Manifesto em favor dos direitos religiosos das mulheres

Notícias veiculadas através das grandes mídias sociais que chegam até nós têm nos alertado para a retomada crescente do perverso modelo histórico de silenciamento imposto às mulheres em contextos religiosos diversificados. No que toca ao cristianismo brasileiro de diversas matrizes denominacionais, a Associação de Mulheres EIG vem a público colocar em relevo este manifesto em favor dos direitos religiosas das mulheres.

A partir de três importantes dimensões discursivas em nossa sociedade:1 – Dimensão Bíblica-teológicaDiversos discursos de cunho sexistas insistem em deslocar as mulheres de seus dons e espaços de atuação como pastoras ordenadas, diaconisas, evangelistas, missionárias e afins. Entretanto, esses discursos têm por base fundamentações flagrantemente contrárias ao Evangelho de Jesus Cristo, pois utilizam como referência recortes das cartas paulinas e deuteropaulinas – convenientemente escolhidos – com o intuito de calar as mulheres sob argumentos adulterados a fim de que pareçam “argumentação teológica de base absoluta e universal”. A vasta literatura bíblica-teológica e exegética de eminente valor tem demonstrado que, por exemplo, nos escritos do Apóstolo Paulo e nos Evangelhos de Mateus, Marcos, Lucas e João, as mulheres foram retratadas de diferentes maneiras e com evidenciado e reconhecido protagonismo. Nos textos bíblicos, vemos mulheres caracterizadas como sendo diaconisas, apóstolas, discípulas, entre outras. Daí a afirmação de que os dons e talentos são dados a todos os seres humanos – do grego anthropos (cf. Ef. 4:8) – por obra e inspiração da Ruah, (o Espírito Santo) SEM DISTINÇÃO DE SEXO. Toma-se como exemplo a singularidade das atuações de Maria, Maria Madalena, Junia, Priscila e outras. Diante desses dados, também evidenciamos que muitas teólogas, biblistas e cientistas da religião têm há tempos denunciado as múltiplas violências decorrentes de argumentações limitadas, misóginas e intelectualmente desonestas que dão como universal o padrão de predomínio do masculino.

2 – Dimensão PsicoemocionalAs práticas de fé e as expressões religiosas são compostas e construídas em redes de afeto e assistência mútuas. Impedir que as mulheres exerçam seus dons e os talentos em condições de protagonismo nos ambientes religiosos (igrejas) as afasta e as inibi de espaços e redes de solidariedades significativas, propiciando dor e sofrimento psicoemocional. Como consequência, por vezes, ocorre o afastamento de nossas avós, mães, tias, irmãs, filhas, amigas e companheiras de fé desses lugares, pois que se tornam emocionalmente doentios. Também destacamos e denunciamos que são as mulheres pobres, negras, racializadas, periféricas e trans que mais sofrem com tais violências.

3 – Dimensão JurídicaA livre manifestação da consciência e o pleno exercício da religiosidade são direitos humanos assegurados a todas as pessoas. Além disso, tanto na legislação brasileira quanto nos tratados internacionais dos quais o Brasil é signatário são vedadas acepções que confrontem a paridade de condições, como bem determina o texto constitucional no que tange à igualdade de gênero, raça, cor e condição social. Portanto, o tratamento desproporcional dado às mulheres pelas organizações religiosas que as impedem de ocupar cargos de autoridade institucional além de ilegal é desonesto, vez que a acomodação das práticas religiosas aos interesses dos homens no poder demonstra de forma contundente a disparidade, configurando discriminação em razão do gênero.
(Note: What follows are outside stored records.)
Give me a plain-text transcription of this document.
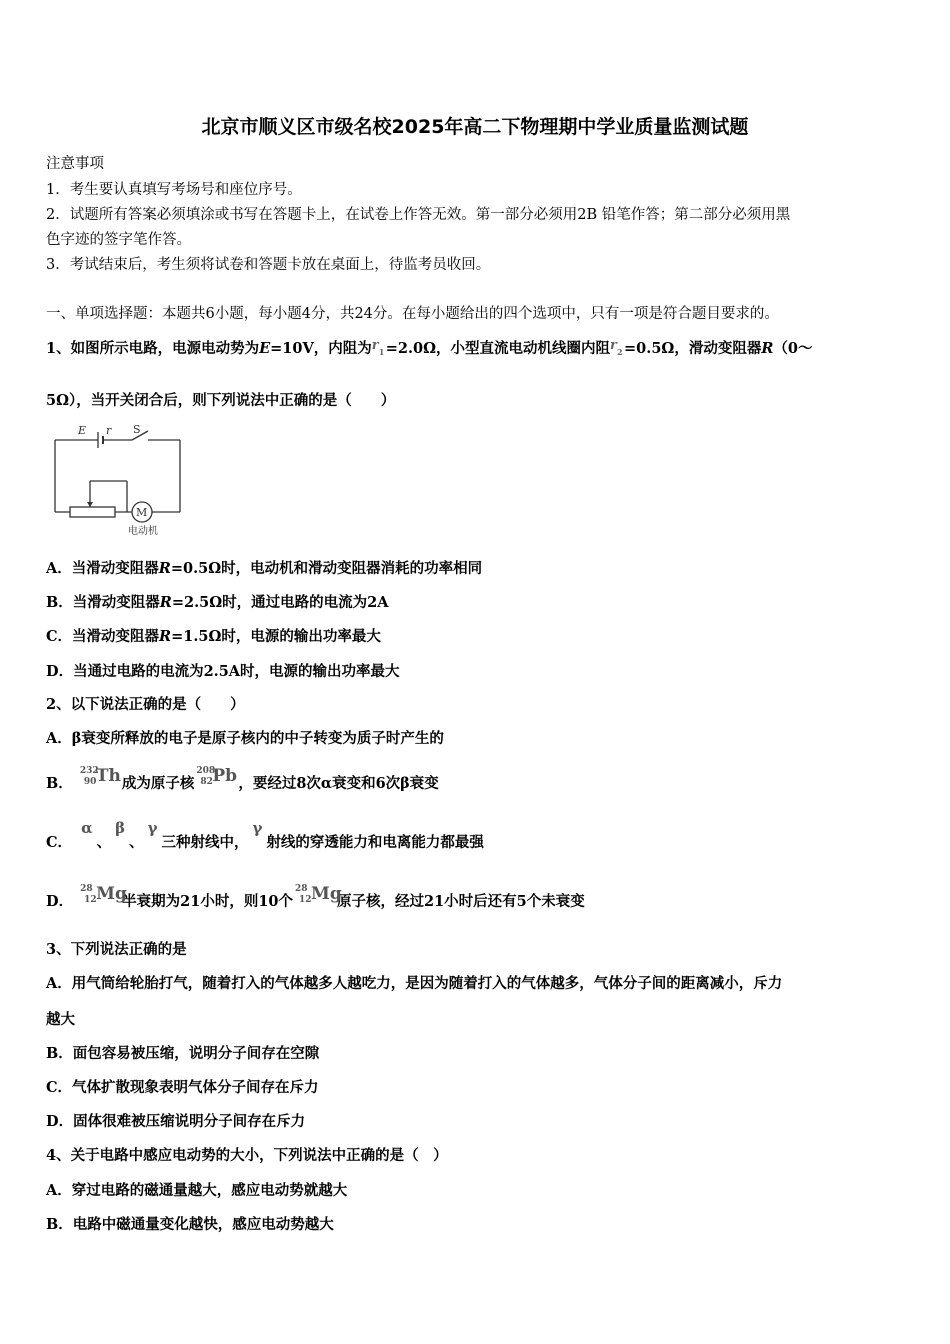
北京市顺义区市级名校2025年高二下物理期中学业质量监测试题
注意事项
1．考生要认真填写考场号和座位序号。
2．试题所有答案必须填涂或书写在答题卡上，在试卷上作答无效。第一部分必须用2B 铅笔作答；第二部分必须用黑
色字迹的签字笔作答。
3．考试结束后，考生须将试卷和答题卡放在桌面上，待监考员收回。
一、单项选择题：本题共6小题，每小题4分，共24分。在每小题给出的四个选项中，只有一项是符合题目要求的。
1、如图所示电路，电源电动势为E=10V，内阻为r 1 =2.0Ω，小型直流电动机线圈内阻r 2 =0.5Ω，滑动变阻器R（0～
5Ω），当开关闭合后，则下列说法中正确的是（　　）
E r S
M
电动机
A．当滑动变阻器R=0.5Ω时，电动机和滑动变阻器消耗的功率相同
B．当滑动变阻器R=2.5Ω时，通过电路的电流为2A
C．当滑动变阻器R=1.5Ω时，电源的输出功率最大
D．当通过电路的电流为2.5A时，电源的输出功率最大
2、以下说法正确的是（　　）
A．β衰变所释放的电子是原子核内的中子转变为质子时产生的
B．
232
90 Th 成为原子核
208
82 Pb ，要经过8次α衰变和6次β衰变
C． α、β、γ三种射线中，γ射线的穿透能力和电离能力都最强
D．
28
12 Mg
半衰期为21小时，则10个
28
12 Mg
原子核，经过21小时后还有5个未衰变
3、下列说法正确的是
A．用气筒给轮胎打气，随着打入的气体越多人越吃力，是因为随着打入的气体越多，气体分子间的距离减小，斥力
越大
B．面包容易被压缩，说明分子间存在空隙
C．气体扩散现象表明气体分子间存在斥力
D．固体很难被压缩说明分子间存在斥力
4、关于电路中感应电动势的大小，下列说法中正确的是（　）
A．穿过电路的磁通量越大，感应电动势就越大
B．电路中磁通量变化越快，感应电动势越大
Por fim, se torna necessário assinalar que não foram as mulheres que desobedeceram aos dogmas e preceitos que orientam as comunidades de fé, mas sim, os homens que deturparam as regras para afastá-las dos lugares de protagonismo que sempre ocuparam nas igrejas, desde os primórdios do cristianismo, como descrito nos Evangelhos. Os textos sagrados não mudaram, mas sua interpretação foi alterada a fim de que os homens satisfizessem seus anseios de superioridade e opressão às mulheres fiéis, através de práticas machistas incorporadas ao longo do tempo pelo sistema capitalista, escravagista, misógino e LGBTfóbico, erroneamente referendado como cristão.

Declaramos que não reconhecemos estes como os valores cristãos, aqueles ensinados por Jesus de Nazaré, o preto, periférico e revolucionário, o Deus que se travestiu de humanidade e foi morto pelo sistema religioso que oprimia e segregava o povo, provocando exclusão e morte.